Les chefs d’Etat de la Communauté économique des Etats de l’Afrique de l’ouest (Cedeao) ont finalement mis à exécution la menace de sanctions contre le Mali. Comme du berger à la bergère, quelque heures après la tombée de ces sanctions, le gouvernement de transition, par l’entremise de son ministre de l’Administration territoriale et de la Décentralisation, Abdoulaye Maïga, a répondu et brandi sa part de sanctions
Rien ne marche entre la Communauté économique des Etats de l’Afrique de l’ouest (Cedeao) et les autorités de la transition malienne. Ce duel à distance a nécessité moult allées et revenues de l’émissaire de la Cedeao, Goodluck Jonathan. C’est un secret de polichinelle que la pomme de discorde entre les deux parties est l’organisation des élections à bonne date en l’occurrence, le 27 février 2022 pour la présidentielle. Ce sont les élections qui, en principe, doivent sanctionner la fin de la transition politique au Mali, en vertu du respect des dispositions de la Charte.
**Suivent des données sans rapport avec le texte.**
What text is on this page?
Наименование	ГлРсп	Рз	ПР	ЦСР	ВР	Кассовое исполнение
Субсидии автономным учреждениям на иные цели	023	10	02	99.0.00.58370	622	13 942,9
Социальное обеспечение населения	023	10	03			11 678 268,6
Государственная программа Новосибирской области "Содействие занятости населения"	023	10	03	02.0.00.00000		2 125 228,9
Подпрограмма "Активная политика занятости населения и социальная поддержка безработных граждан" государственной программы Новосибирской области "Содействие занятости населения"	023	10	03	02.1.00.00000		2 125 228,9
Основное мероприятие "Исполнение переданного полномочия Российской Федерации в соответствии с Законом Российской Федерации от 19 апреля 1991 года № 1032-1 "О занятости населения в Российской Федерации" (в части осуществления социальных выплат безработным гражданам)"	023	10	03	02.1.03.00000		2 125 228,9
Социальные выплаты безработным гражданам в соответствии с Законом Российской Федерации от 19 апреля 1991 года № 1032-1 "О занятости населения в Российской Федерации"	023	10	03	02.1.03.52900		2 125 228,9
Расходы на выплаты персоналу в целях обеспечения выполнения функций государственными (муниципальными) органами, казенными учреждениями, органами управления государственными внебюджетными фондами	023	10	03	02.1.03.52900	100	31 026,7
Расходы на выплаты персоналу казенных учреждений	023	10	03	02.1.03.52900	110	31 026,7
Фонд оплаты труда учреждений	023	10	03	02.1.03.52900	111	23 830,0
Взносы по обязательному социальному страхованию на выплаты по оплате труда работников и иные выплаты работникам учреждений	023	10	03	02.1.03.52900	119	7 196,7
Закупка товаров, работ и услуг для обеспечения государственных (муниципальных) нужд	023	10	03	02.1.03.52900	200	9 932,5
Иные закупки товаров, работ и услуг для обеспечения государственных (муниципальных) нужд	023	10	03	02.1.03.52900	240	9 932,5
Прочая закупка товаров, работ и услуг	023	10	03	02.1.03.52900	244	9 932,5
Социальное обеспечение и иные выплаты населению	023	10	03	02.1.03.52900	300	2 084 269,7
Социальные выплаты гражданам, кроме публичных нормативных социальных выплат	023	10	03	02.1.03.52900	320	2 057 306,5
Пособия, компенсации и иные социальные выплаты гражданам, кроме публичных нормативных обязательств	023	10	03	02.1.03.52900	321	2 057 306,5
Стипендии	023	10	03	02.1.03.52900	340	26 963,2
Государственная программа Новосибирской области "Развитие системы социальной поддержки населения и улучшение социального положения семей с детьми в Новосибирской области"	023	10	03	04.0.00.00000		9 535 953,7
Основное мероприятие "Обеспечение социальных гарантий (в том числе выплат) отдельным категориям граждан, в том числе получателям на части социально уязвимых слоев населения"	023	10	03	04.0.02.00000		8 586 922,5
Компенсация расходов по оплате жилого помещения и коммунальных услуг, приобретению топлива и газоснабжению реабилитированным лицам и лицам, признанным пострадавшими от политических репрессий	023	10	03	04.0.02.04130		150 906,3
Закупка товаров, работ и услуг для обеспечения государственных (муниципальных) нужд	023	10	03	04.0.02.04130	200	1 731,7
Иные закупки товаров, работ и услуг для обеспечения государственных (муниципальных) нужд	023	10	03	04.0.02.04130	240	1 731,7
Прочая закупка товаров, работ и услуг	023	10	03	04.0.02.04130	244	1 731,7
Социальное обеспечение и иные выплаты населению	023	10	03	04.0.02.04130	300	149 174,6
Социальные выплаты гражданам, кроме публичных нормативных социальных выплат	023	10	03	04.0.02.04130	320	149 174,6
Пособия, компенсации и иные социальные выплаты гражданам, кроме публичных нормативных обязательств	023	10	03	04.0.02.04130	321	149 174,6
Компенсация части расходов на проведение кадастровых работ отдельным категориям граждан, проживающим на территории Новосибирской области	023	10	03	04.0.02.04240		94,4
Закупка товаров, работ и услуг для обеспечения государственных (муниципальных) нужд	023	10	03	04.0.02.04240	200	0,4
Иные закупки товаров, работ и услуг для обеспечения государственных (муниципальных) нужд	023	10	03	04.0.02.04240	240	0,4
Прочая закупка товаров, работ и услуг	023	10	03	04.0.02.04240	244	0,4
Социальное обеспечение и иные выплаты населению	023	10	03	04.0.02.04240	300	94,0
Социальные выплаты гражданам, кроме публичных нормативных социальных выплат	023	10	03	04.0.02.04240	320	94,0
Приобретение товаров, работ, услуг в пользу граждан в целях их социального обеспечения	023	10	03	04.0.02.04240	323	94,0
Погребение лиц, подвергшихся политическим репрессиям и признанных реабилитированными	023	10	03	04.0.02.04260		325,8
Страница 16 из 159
Ayant constaté donc que les autorités de la transition ne sont pas dans la dynamique de se plier à ses décisions, l’Organisation sous régionale a exécuté une avalanche de sanctions contre les militaires et civils qui dirigent le pays. La partie malienne n’a caché à personne que ce sont d’abord les réformes politiques et institutionnelles qui sont prioritaires sur les élections bâclées qui pourraient, selon elle, installer le Mali dans d’autres crises. Pour ce faire, Assimi et son gouvernement se sont mis à la tâche. La main à la pâte, ils ont tenu les Assisses nationales de la Refondation de l’Etat du Mali.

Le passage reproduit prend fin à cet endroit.